Malaysian food is hard to come by in Canada, but now you can find it (or try it for the first time) right in Hamilton at Fisticuffs on Barton Street. This night-market inspired snack bar is serving up Chinese Malaysian eats and craft beer in a cool, atmospheric setting. If you haven’t check it out already, make sure Fisticuffs is on your list of places to eat in Hamilton.

Tell us about yourself and your business.
Fisticuffs is really a labour of love for John and I, we’ve been talking and dreaming about opening up our own space for years, ever since we first met working together at a restaurant in Toronto. I think that these shared conversations and dreams were a huge part of our relationship growing and solidifying. We moved to Hamilton during the pandemic and decided that it was finally time to make our dream a reality, and we started looking at commercial spaces. We’ve really worked on every part of this restaurant, from the original renovations of the space, to the curation of the beer menu, the creation of the cocktails, and of course the food that we create for people.

Your menu is inspired by your grandmother, tell us more about that.
Malaysian food isn’t easy to find, and it’s something that I’m always craving. When I first started dreaming up the ways that we could bring in the Chinese Malaysian food that I grew up eating, the idea started to evolve into the restaurant that we have right now. As Fisticuffs continued to grow I drew from the food that my grandma made for inspiration, and John started researching and recipe testing. My grandmother passed away fairly early into the pandemic and the huge loss that that had on myself and my whole family made me think about how much she brought people together through food, and I knew that I wanted the restaurant to truly be a dedication to her and her kitchen.

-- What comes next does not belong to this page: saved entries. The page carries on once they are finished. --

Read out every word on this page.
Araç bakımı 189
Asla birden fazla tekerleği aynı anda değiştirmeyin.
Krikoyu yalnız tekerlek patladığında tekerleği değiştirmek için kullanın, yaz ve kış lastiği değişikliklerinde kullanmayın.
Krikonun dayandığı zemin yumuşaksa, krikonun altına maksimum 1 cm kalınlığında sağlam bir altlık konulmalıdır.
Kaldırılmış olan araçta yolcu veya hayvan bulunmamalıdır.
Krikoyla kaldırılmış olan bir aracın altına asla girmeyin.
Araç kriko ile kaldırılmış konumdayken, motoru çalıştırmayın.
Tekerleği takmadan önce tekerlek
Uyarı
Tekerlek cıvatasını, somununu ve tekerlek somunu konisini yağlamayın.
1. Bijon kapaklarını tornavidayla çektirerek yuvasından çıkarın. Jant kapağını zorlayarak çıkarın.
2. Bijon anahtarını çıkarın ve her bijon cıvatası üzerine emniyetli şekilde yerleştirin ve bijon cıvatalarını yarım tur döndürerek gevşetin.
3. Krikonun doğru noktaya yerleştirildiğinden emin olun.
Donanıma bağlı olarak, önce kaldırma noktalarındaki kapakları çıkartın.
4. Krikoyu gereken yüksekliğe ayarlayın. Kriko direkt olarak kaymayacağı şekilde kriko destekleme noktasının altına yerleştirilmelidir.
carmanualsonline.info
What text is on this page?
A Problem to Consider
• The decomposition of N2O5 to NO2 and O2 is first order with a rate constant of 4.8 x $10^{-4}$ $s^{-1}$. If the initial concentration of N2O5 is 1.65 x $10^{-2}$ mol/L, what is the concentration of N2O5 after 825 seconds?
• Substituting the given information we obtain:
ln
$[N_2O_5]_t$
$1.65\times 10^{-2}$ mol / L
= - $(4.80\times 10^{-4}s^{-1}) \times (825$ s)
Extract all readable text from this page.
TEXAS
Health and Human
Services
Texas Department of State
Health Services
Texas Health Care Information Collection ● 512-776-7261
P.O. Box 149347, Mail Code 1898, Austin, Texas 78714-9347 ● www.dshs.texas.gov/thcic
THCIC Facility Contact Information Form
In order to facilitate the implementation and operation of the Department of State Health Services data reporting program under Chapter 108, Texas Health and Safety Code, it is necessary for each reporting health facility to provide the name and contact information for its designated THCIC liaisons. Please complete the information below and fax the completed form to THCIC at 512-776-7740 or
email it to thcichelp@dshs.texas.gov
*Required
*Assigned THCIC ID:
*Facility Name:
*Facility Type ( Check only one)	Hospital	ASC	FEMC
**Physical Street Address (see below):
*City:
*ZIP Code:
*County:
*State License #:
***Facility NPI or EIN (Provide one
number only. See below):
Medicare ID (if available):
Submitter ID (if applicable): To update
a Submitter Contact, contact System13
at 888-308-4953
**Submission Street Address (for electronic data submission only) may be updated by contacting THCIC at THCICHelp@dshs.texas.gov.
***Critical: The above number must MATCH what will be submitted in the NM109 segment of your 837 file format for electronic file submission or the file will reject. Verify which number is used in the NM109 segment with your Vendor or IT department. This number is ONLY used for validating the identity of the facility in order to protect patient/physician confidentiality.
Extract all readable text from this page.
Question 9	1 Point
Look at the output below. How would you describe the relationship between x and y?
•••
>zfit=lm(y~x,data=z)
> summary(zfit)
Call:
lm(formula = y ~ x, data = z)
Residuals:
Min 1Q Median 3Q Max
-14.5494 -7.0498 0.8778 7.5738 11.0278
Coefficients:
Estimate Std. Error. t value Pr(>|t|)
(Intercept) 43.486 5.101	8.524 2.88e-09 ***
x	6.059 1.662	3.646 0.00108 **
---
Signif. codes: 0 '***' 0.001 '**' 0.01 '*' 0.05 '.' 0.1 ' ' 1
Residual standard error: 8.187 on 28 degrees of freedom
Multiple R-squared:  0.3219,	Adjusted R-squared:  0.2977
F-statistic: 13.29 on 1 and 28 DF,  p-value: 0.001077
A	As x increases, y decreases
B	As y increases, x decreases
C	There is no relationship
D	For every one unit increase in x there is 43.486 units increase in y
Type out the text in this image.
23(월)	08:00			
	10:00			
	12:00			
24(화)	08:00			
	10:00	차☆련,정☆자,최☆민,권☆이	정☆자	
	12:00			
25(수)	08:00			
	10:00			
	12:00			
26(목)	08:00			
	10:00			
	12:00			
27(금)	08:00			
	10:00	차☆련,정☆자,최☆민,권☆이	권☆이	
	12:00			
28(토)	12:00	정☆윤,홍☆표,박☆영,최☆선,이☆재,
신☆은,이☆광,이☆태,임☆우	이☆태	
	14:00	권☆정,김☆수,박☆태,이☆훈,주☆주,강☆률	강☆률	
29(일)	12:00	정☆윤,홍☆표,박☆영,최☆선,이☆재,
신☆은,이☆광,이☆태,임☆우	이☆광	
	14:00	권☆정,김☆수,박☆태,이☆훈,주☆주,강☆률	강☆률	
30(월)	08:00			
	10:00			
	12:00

Your name really stands out, what’s the story behind it?
John thought of the name, and it just kind of stuck! Originally the idea for Fisticuffs was a dive bar, which it obviously evolved a lot from. The name and logo were conceived of before Fisticuffs became what it is today.

What do you want people to feel when they eat and drink at Fisticuffs?
When guests come to Fisticuffs we want to create a unique and memorable dining experience where the history of the flavours and traditions of the food can be felt. This is truly DIY and I want the personal touches to be felt just like they would at a hawker stall run by the same family for generations. Fisticuffs is a part of building new traditions for our family, and we want to bring guests and Hamilton into that experience, and make sure that it is always approachable, casual, and accessible.

What’s your favourite menu item and craft beer on the menu right now?
My favourite is definitely the Hokkien Mee, I could eat it every day. Right now I’m crushing the Fairweather Garden Grave, its a pale ale with peaches and black tea, made by a great local brewery.

You’re located on Barton Street, what do you love about your neighbourhood?
I love that Barton still feels like a hidden gem to explore. There’s so many cool little nooks plus new places opening up.

Besides your own place, where else do you like to eat or shop in the city?
Hamilton has so much to explore, and I definitely don’t get out as much as I would like. For drinks I love to go to Endless, Bar Sazerac, or The Argyle. I love to stop into the Hamilton Farmer’s Market to get a bagel from Joshy’s Good Eats, pizza from MaiPai of course, onigiri from Hanma, and date night at Berkley North.

Any advice to other small businesses wanting to open up shop in the city?
Patience and perseverance! We spent almost a year looking at venues across Hamilton with the help of our very patient realtor. We are working with a small budget, with the financial backing of our savings and some investment from our friends and families, and the Barton location honestly just fit our budget and had some of the expensive necessary equipment pieces (like a hood vent) already in place. We did as many of the renovations ourselves as we possibly could, with help from friends and family who came in to clean and paint.